Excerpt from “Jem” – The Magic Window


  “Oh my god” I say, without meaning to. I drag the two photos side by side to compare. One is a copy of the photo my mother gave me – labeled ‘’ on my computer. The other is the college graduation photo I’ve just found. Both were probably taken within a year of each other, and both are of the same man – or at least I think they are. Doubt still clings to me as I examine the identical eyes, lips, and chin of both photos. Did that really just happen? Did I actually just find my father? After 43 years of mystery, my brain is struggling with this massive shift.

I call downstairs to David but the house is silent. He must be in his office with a client so I send him an urgent text. My mind is whirling and I’m walking in circles by the time he comes up the stairs. I need him to confirm I’m not crazy – that this really is him. He hunches over and peers into the soft blue glow of the computer screen, but my excitement turns to annoyance as soon as he begins speaking. He’s decided to be helpful by blathering on and on about military style facial identification, oblivious to my irritation. So you see here… look at the ear, and the way it curves around, blah blah blah…

“Are you kidding me??!! I don’t need to be wowed by your expertise right now!!! Just tell me it looks like him before I lose my fucking mind!!!”

I’m only screaming on the inside. In reality, I form a more polite request and get the confirmation I need. He hugs me, but is weirdly non-chalante. It’s one of his Asperger-ish quirks. He rarely shows excitement about anything and it’s maddening. Especially at Christmas.

He returns to work and I’m left alone, freaking out more with each passing minute. Still pacing around the room, I text my oldest daughter and tell her I’ve found her grandfather. Of course she wonders what the hell I’m on about. She already has a grandfather on her Dad’s side and knows exactly where he is. Her response is just as unsatisfying as David’s.
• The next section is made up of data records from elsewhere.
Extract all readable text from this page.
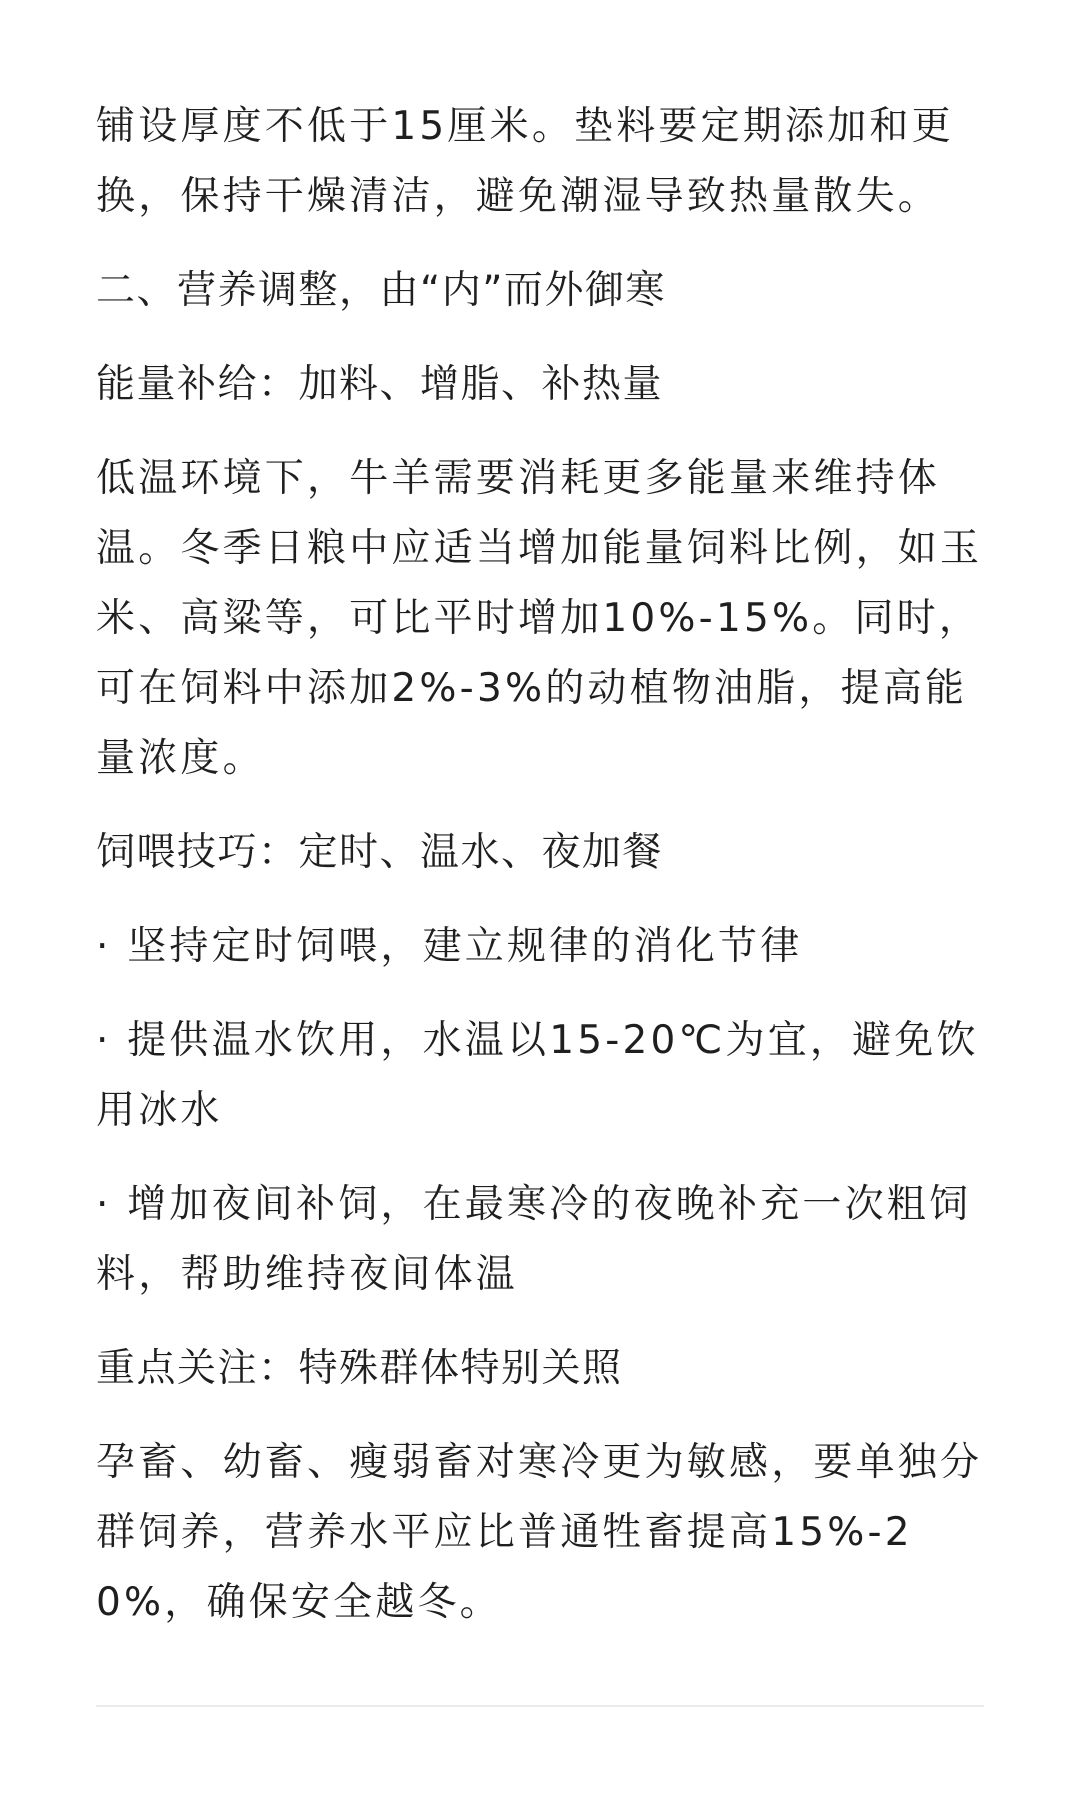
铺设厚度不低于15厘米。垫料要定期添加和更换，保持干燥清洁，避免潮湿导致热量散失。

二、营养调整，由“内”而外御寒

能量补给：加料、增脂、补热量

低温环境下，牛羊需要消耗更多能量来维持体温。冬季日粮中应适当增加能量饲料比例，如玉米、高粱等，可比平时增加10%-15%。同时，可在饲料中添加2%-3%的动植物油脂，提高能量浓度。

饲喂技巧：定时、温水、夜加餐

· 坚持定时饲喂，建立规律的消化节律

· 提供温水饮用，水温以15-20℃为宜，避免饮用冰水

· 增加夜间补饲，在最寒冷的夜晚补充一次粗饲料，帮助维持夜间体温

重点关注：特殊群体特别关照

孕畜、幼畜、瘦弱畜对寒冷更为敏感，要单独分群饲养，营养水平应比普通牲畜提高15%-20%，确保安全越冬。
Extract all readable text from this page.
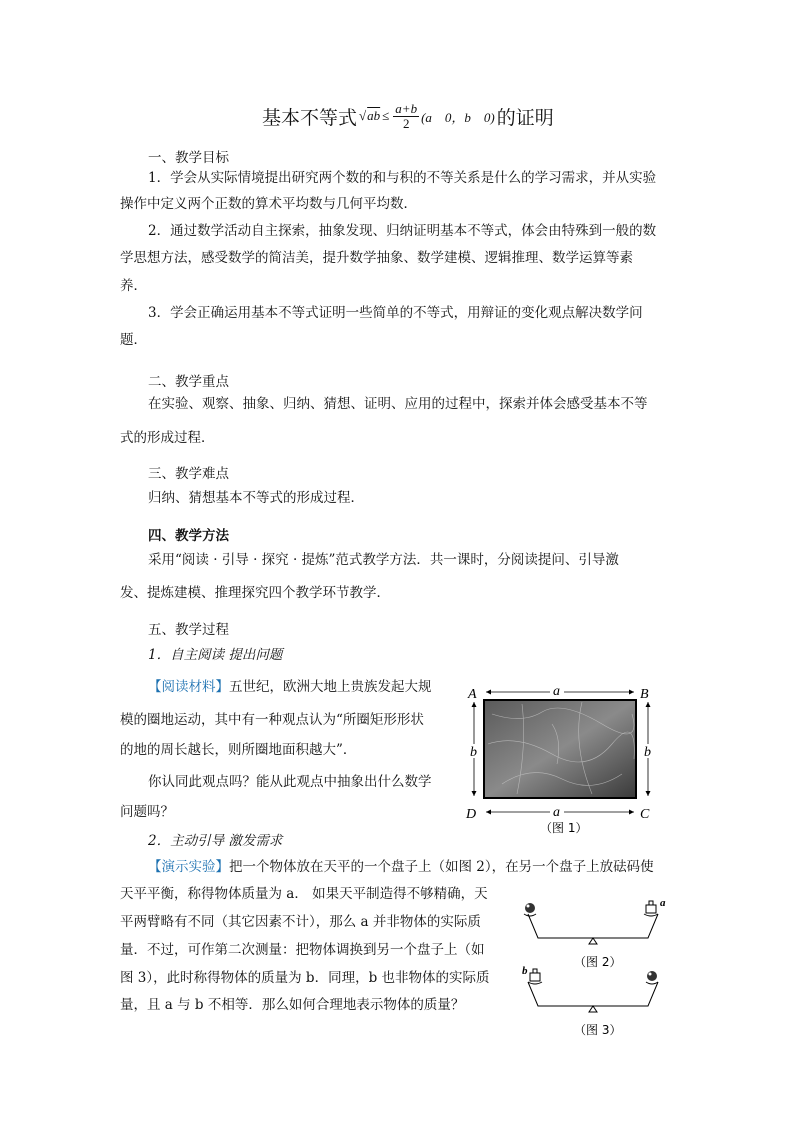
基本不等式 √ ab ≤ $\frac{a+b}{2} (a$　0，b　0) 的证明
一、教学目标
1．学会从实际情境提出研究两个数的和与积的不等关系是什么的学习需求，并从实验
操作中定义两个正数的算术平均数与几何平均数．
2．通过数学活动自主探索，抽象发现、归纳证明基本不等式，体会由特殊到一般的数
学思想方法，感受数学的简洁美，提升数学抽象、数学建模、逻辑推理、数学运算等素
养．
3．学会正确运用基本不等式证明一些简单的不等式，用辩证的变化观点解决数学问
题．
二、教学重点
在实验、观察、抽象、归纳、猜想、证明、应用的过程中，探索并体会感受基本不等
式的形成过程．
三、教学难点
归纳、猜想基本不等式的形成过程．
四、教学方法
采用“阅读 · 引导 · 探究 · 提炼”范式教学方法．共一课时，分阅读提问、引导激
发、提炼建模、推理探究四个教学环节教学．
五、教学过程
1．自主阅读 提出问题
【阅读材料】五世纪，欧洲大地上贵族发起大规
模的圈地运动，其中有一种观点认为“所圈矩形形状
的地的周长越长，则所圈地面积越大”．
你认同此观点吗？能从此观点中抽象出什么数学
问题吗？
2．主动引导 激发需求
【演示实验】把一个物体放在天平的一个盘子上（如图 2），在另一个盘子上放砝码使
天平平衡，称得物体质量为 a． 如果天平制造得不够精确，天
平两臂略有不同（其它因素不计），那么 a 并非物体的实际质
量．不过，可作第二次测量：把物体调换到另一个盘子上（如
图 3），此时称得物体的质量为 b．同理，b 也非物体的实际质
量，且 a 与 b 不相等．那么如何合理地表示物体的质量？
A	B
C
D
a
a
b	b
（图 1）
a
（图 2）
b
（图 3）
As I try to clear the confusion with frantic fingers jabbing the telephone, my middle child calls from a friend’s house where she’s spent the night. I breathlessly answer and tell her the news. The most excitable of my three children, she explodes with teenage glee as she relays the information to her friend. Both their voices ring in gratifying enthusiasm on the other end of the line.
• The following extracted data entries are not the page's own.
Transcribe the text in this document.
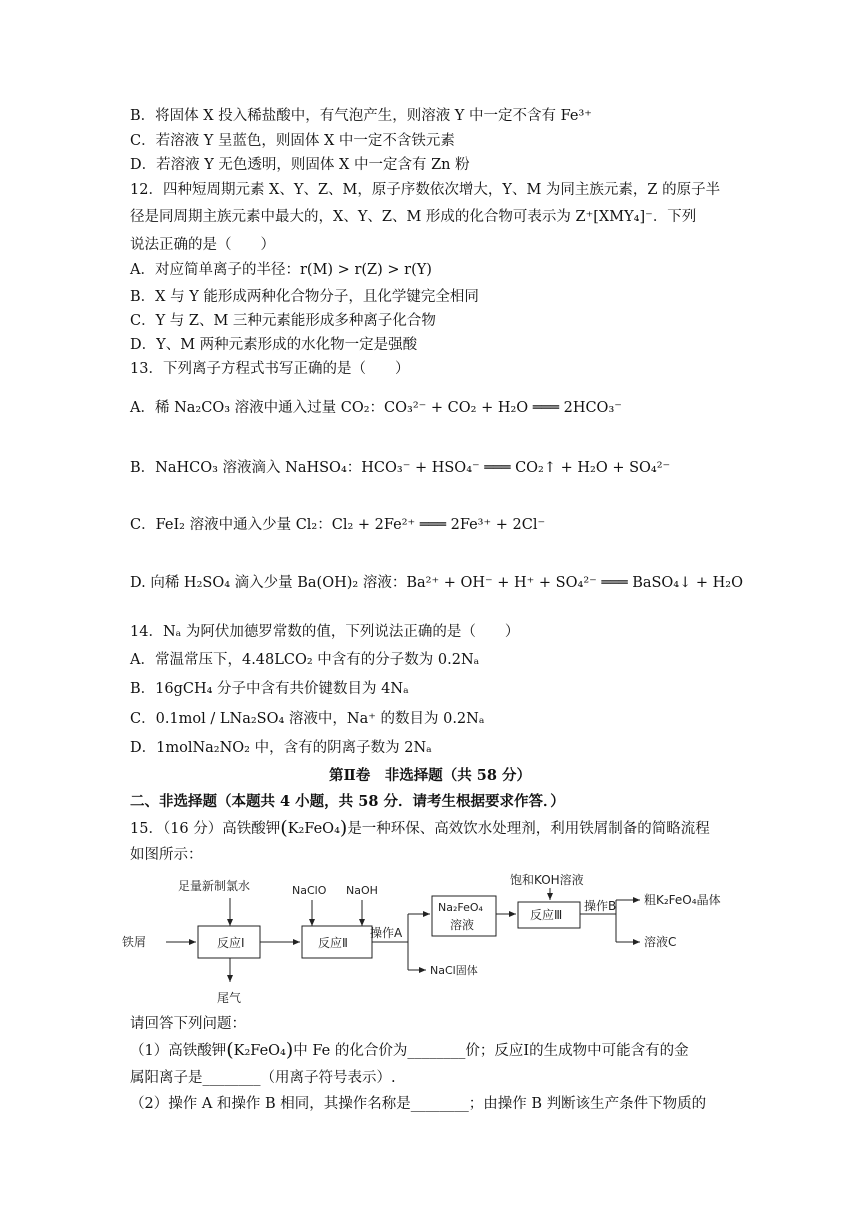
B．将固体 X 投入稀盐酸中，有气泡产生，则溶液 Y 中一定不含有 Fe³⁺
C．若溶液 Y 呈蓝色，则固体 X 中一定不含铁元素
D．若溶液 Y 无色透明，则固体 X 中一定含有 Zn 粉
12．四种短周期元素 X、Y、Z、M，原子序数依次增大，Y、M 为同主族元素，Z 的原子半
径是同周期主族元素中最大的，X、Y、Z、M 形成的化合物可表示为 Z⁺[XMY₄]⁻．下列
说法正确的是（　　）
A．对应简单离子的半径：r(M) > r(Z) > r(Y)
B．X 与 Y 能形成两种化合物分子，且化学键完全相同
C．Y 与 Z、M 三种元素能形成多种离子化合物
D．Y、M 两种元素形成的水化物一定是强酸
13．下列离子方程式书写正确的是（　　）
A．稀 Na₂CO₃ 溶液中通入过量 CO₂：CO₃²⁻ + CO₂ + H₂O ═══ 2HCO₃⁻
B．NaHCO₃ 溶液滴入 NaHSO₄：HCO₃⁻ + HSO₄⁻ ═══ CO₂↑ + H₂O + SO₄²⁻
C．FeI₂ 溶液中通入少量 Cl₂：Cl₂ + 2Fe²⁺ ═══ 2Fe³⁺ + 2Cl⁻
D. 向稀 H₂SO₄ 滴入少量 Ba(OH)₂ 溶液：Ba²⁺ + OH⁻ + H⁺ + SO₄²⁻ ═══ BaSO₄↓ + H₂O
14．Nₐ 为阿伏加德罗常数的值，下列说法正确的是（　　）
A．常温常压下，4.48LCO₂ 中含有的分子数为 0.2Nₐ
B．16gCH₄ 分子中含有共价键数目为 4Nₐ
C．0.1mol / LNa₂SO₄ 溶液中，Na⁺ 的数目为 0.2Nₐ
D．1molNa₂NO₂ 中，含有的阴离子数为 2Nₐ
第Ⅱ卷　非选择题（共 58 分）
二、非选择题（本题共 4 小题，共 58 分．请考生根据要求作答．）
15．（16 分）高铁酸钾(K₂FeO₄)是一种环保、高效饮水处理剂，利用铁屑制备的简略流程
如图所示：
铁屑
足量新制氯水
尾气
反应Ⅰ
NaClO NaOH
反应Ⅱ
操作A
Na₂FeO₄
溶液
NaCl固体
饱和KOH溶液
反应Ⅲ
操作B 粗K₂FeO₄晶体
溶液C
请回答下列问题：
（1）高铁酸钾(K₂FeO₄)中 Fe 的化合价为________价；反应Ⅰ的生成物中可能含有的金
属阳离子是________（用离子符号表示）.
（2）操作 A 和操作 B 相同，其操作名称是________；由操作 B 判断该生产条件下物质的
I need to tell my siblings (or half siblings, as other people would call them). But most of all, I need to tell to my brother. He was given up for adoption before I was born and I didn’t meet him until I was 19. He’s the only one who will understand what this means to me. I open a chat box, type in the news, then haunt Facebook impatiently until my brother’s response appears. He’s skeptical. “How can you be sure?”, he asks, so I attach the two photos and click ENTER. This response is immediate. “OMG. You found him”.
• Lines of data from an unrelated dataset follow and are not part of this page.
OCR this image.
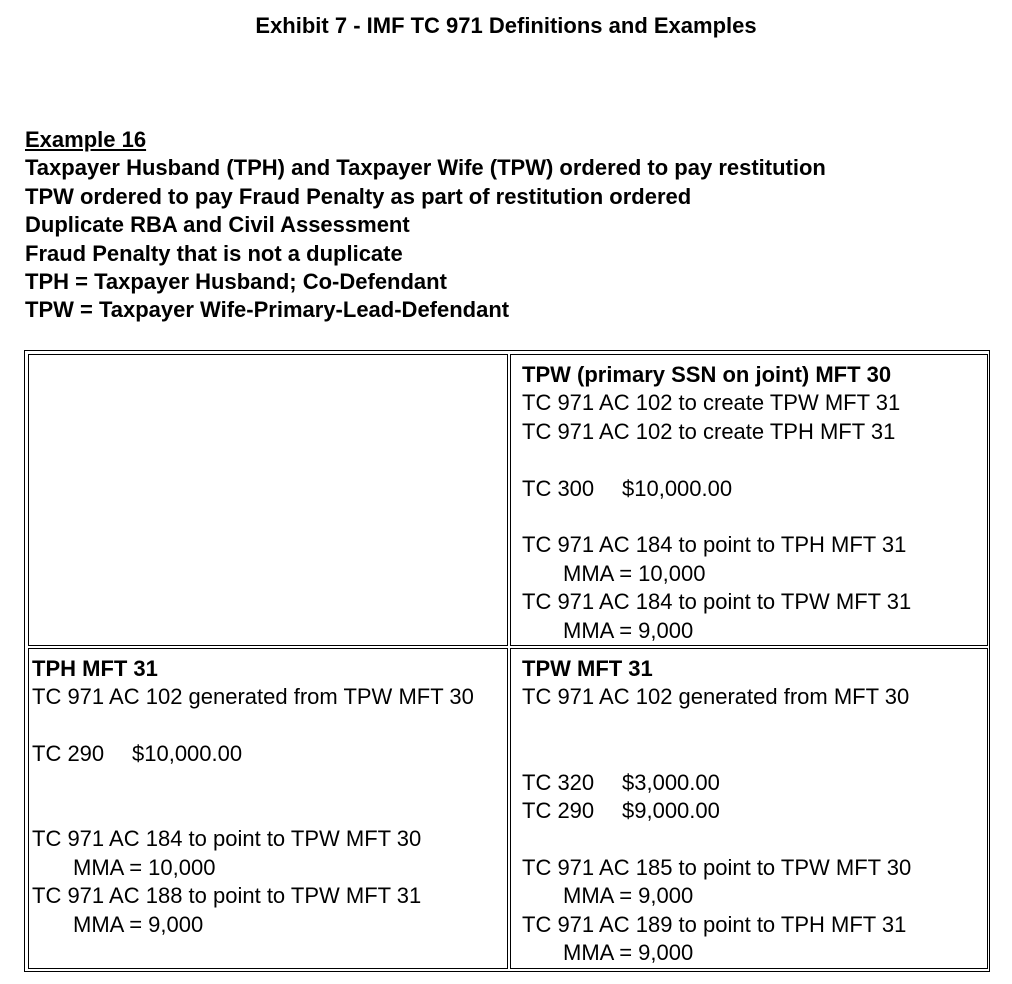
Exhibit 7 - IMF TC 971 Definitions and Examples
Example 16
Taxpayer Husband (TPH) and Taxpayer Wife (TPW) ordered to pay restitution
TPW ordered to pay Fraud Penalty as part of restitution ordered
Duplicate RBA and Civil Assessment
Fraud Penalty that is not a duplicate
TPH = Taxpayer Husband; Co-Defendant
TPW = Taxpayer Wife-Primary-Lead-Defendant
TPW (primary SSN on joint) MFT 30
TC 971 AC 102 to create TPW MFT 31
TC 971 AC 102 to create TPH MFT 31
TC 300 $10,000.00
TC 971 AC 184 to point to TPH MFT 31
MMA = 10,000
TC 971 AC 184 to point to TPW MFT 31
MMA = 9,000
TPH MFT 31
TC 971 AC 102 generated from TPW MFT 30
TC 290 $10,000.00
TC 971 AC 184 to point to TPW MFT 30
MMA = 10,000
TC 971 AC 188 to point to TPW MFT 31
MMA = 9,000
TPW MFT 31
TC 971 AC 102 generated from MFT 30
TC 320 $3,000.00
TC 290 $9,000.00
TC 971 AC 185 to point to TPW MFT 30
MMA = 9,000
TC 971 AC 189 to point to TPH MFT 31
MMA = 9,000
I tell him my father is a musician just like me, and that I look like my grandmother. He reminisces about when we met for the first time, and the chat box trail grows long with our excited back and forth. Of course he wants to know if I’m going to contact my father – it’s what everyone is asking. “No, I’m not ready for that”, I say. But the truth is, I’m dying to know him.

My youngest daughter wakes and I tell her the news. My two younger children lost their father when they were little, and I watch her reaction closely as we look through my father’s Facebook page together. She’s now seeing all the photos I’ve already pored over. She clicks on a video, and for 47 seconds we’re transported through this little magic window. We see him play with his dogs, laugh with his wife, and hear how he speaks. We are spellbound. He doesn’t know his daughter and grand-daughter are watching him. He doesn’t even know we exist. My daughter looks up at me, eyes wide and face lit with awe – still trying to process all this. “Oh my god mom…” she says. “That’s your DAD!”